Here in America we are suffering–certainly not in the same way, but in some ways its worse.  We are supposed to be like the people on TV.  We pretend there is food in our refrigerators when there is not.  We pretend that all we need is credit and its all good….we are living false lives of prosperity while others become prosperous off of our debts and misery.  We do not have adequate food systems in communities of color.  We have hidden poor white communities, reservations, barrios, rural Black communities, and mixed depressed areas where third world horrors happen every single day–in AMERICA….there is a lot of talk about the “real America,” well that white kid in eastern Kentucky, that black kid in Anacostia in Washington D.C., that Latino kid in south Texas, the Lakota kid in South Dakota….are hungry, poor, bewildered and angry right now.  For every one of them are parents, teachers, grandparents, social activists, churches, community organizers who are pushed to limit trying to keep their communities together–kid by kid–life for life, measure for measure.

I am not a rich man. (Guffaws and laughs implied.) I’m not even “comfortable,” etc. etc.  Life is pretty tough.  It’s hard for me. Many other young people I know live with the understanding that they will not enjoy the stability their parents or grandparents enjoyed.  We don’t know how we will pay off student loans, get health care, afford a car–or even a bed…We worry about the viability of our degrees and for some of us–keeping food on the table…Yeah it’s that bad out here!  In the African American community, many of us couldn’t tell there was a recession.  Same old …stuff… and its sad that despite the fact many of us are prosperous–the most prosperous community of people of African descent in the world–the new generation is finding more and more company with the poor of the Third World.  However I realize, like my parents and grandparents and great-grandparents before me, that it could always be worse.  We have an obligation to help our people here and everywhere.  For all of the nasty dialogue about our lack of connection to Africa–which is nothing more than drivel meant to discourage Pan-Africanism; we Africans in America have always been active in movements meant to help retain the stability and viability of our Motherland.  We welcomed African leaders into HBCU’s, fought in Ethiopia against Italian colonialism, and marched and got arrested to end apartheid.  Cleaning up the historical mess left after colonization in Liberia and Sierra Leone, the hunger crisis, the HIV/AIDS crisis, and the legalized homophobia and persecution of people for being different need to END in the Motherland, and we have a moral responsibility to help our brothers and sisters and help them to help themselves, just as we do here in our own communities…a little bit at a time.

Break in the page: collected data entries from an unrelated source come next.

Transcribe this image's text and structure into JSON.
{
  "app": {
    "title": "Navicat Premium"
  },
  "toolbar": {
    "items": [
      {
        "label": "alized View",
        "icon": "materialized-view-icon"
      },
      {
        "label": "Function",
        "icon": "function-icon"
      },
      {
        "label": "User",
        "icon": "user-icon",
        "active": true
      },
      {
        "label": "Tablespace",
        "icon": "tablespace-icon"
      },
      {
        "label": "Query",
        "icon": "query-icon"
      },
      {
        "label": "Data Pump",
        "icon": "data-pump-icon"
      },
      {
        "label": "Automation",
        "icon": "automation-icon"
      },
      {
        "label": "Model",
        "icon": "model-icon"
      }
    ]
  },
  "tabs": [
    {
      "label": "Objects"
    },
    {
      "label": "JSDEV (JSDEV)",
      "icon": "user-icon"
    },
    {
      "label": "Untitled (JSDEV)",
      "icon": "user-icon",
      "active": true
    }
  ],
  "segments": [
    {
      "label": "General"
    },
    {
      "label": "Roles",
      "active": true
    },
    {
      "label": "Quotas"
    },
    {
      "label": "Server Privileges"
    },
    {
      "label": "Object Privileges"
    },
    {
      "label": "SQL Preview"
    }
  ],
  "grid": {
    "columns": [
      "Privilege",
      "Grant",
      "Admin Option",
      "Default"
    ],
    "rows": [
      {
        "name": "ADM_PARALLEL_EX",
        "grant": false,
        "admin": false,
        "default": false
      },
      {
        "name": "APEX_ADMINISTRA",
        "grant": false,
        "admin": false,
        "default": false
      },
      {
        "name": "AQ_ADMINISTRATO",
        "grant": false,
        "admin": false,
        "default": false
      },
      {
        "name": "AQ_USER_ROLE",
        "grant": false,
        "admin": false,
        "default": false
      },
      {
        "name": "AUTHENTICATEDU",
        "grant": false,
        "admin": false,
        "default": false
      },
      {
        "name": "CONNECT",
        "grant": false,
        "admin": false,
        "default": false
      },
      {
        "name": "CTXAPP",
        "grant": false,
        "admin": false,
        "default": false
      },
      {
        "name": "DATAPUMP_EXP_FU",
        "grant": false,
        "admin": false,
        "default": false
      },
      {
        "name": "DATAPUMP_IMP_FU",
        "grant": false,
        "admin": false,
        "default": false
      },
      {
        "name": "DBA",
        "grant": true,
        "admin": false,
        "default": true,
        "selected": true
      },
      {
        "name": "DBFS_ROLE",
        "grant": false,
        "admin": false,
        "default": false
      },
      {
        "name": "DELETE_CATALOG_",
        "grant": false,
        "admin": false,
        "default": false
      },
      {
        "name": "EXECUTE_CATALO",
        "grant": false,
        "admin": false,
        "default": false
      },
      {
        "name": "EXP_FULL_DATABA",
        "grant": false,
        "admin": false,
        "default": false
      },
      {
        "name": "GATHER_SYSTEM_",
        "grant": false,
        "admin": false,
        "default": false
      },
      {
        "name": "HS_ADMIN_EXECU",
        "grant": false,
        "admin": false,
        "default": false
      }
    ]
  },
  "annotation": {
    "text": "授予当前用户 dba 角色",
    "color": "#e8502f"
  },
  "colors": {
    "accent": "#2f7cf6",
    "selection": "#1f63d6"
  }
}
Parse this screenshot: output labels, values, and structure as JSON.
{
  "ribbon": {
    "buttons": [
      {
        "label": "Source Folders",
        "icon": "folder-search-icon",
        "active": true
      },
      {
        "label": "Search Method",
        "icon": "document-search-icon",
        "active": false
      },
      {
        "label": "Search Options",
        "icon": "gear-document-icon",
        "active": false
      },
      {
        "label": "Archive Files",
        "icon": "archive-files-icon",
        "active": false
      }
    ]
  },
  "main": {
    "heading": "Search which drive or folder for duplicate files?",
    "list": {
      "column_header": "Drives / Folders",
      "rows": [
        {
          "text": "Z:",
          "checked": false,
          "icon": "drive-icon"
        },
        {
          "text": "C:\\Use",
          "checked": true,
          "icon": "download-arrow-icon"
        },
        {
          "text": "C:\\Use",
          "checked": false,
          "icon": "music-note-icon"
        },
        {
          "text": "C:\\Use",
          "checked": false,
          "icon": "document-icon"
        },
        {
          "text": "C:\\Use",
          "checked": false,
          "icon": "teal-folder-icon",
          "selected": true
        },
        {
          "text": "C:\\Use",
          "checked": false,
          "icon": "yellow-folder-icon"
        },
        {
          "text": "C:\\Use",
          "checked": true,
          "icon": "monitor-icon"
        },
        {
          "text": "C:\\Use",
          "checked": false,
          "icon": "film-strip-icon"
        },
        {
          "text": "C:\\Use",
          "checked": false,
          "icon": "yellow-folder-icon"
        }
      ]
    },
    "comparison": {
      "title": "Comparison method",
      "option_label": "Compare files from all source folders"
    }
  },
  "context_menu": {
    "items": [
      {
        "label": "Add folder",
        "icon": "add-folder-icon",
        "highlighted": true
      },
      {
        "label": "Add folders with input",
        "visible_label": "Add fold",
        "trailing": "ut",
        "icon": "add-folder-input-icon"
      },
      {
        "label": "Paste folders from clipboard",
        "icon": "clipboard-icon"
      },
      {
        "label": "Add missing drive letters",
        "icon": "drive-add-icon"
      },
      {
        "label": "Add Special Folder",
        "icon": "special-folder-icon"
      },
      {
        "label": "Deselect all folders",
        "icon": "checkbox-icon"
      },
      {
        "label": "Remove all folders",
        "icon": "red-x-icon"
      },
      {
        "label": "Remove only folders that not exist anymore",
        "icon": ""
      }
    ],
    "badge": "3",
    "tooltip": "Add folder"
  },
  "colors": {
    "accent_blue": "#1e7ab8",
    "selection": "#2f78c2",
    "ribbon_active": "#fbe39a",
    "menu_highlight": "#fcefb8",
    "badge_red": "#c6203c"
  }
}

This is a short preliminary list of 18 organizations that you can approach to begin to heal these issues.  Please don’t think I just mean–give money–that’s cool, but going to a shelter or going to a food distribution center and getting food and supplies packed or bringing in canned goods is as important as a few bucks.  In Hebrew, every word has a numeric value—chai–the word for life (aka l’chayyim!) equals 18, so I’m posting 18 organizations that can address these problems.  As the Hebrew Bible/Old Testament states, “tzedakah tatzil ha mavet—righteous acts/giving will save from death.)

Religious/not religious/political/not political, I really don’t care….we are human beings in a human family and if nothing else we should increase our humanity.  Do what you can, as much as you can, and as my Grammy was known to say, “don’t wait on ceremony.”  If you don’t see anything that fits you—look for role models and start your own efforts for change.  Be an urban farmer, start a CSA that accepts food stamps, look in after your neighbors without being too nosy or embarass them or take away their dignity, educate your children or young people around you about nutrition and food safety, ask for charitable donations instead of gifts for funerals, weddings and other occasions, get together with others and brainstorm….

“Foodies” without a moral conscience leave the world hungry.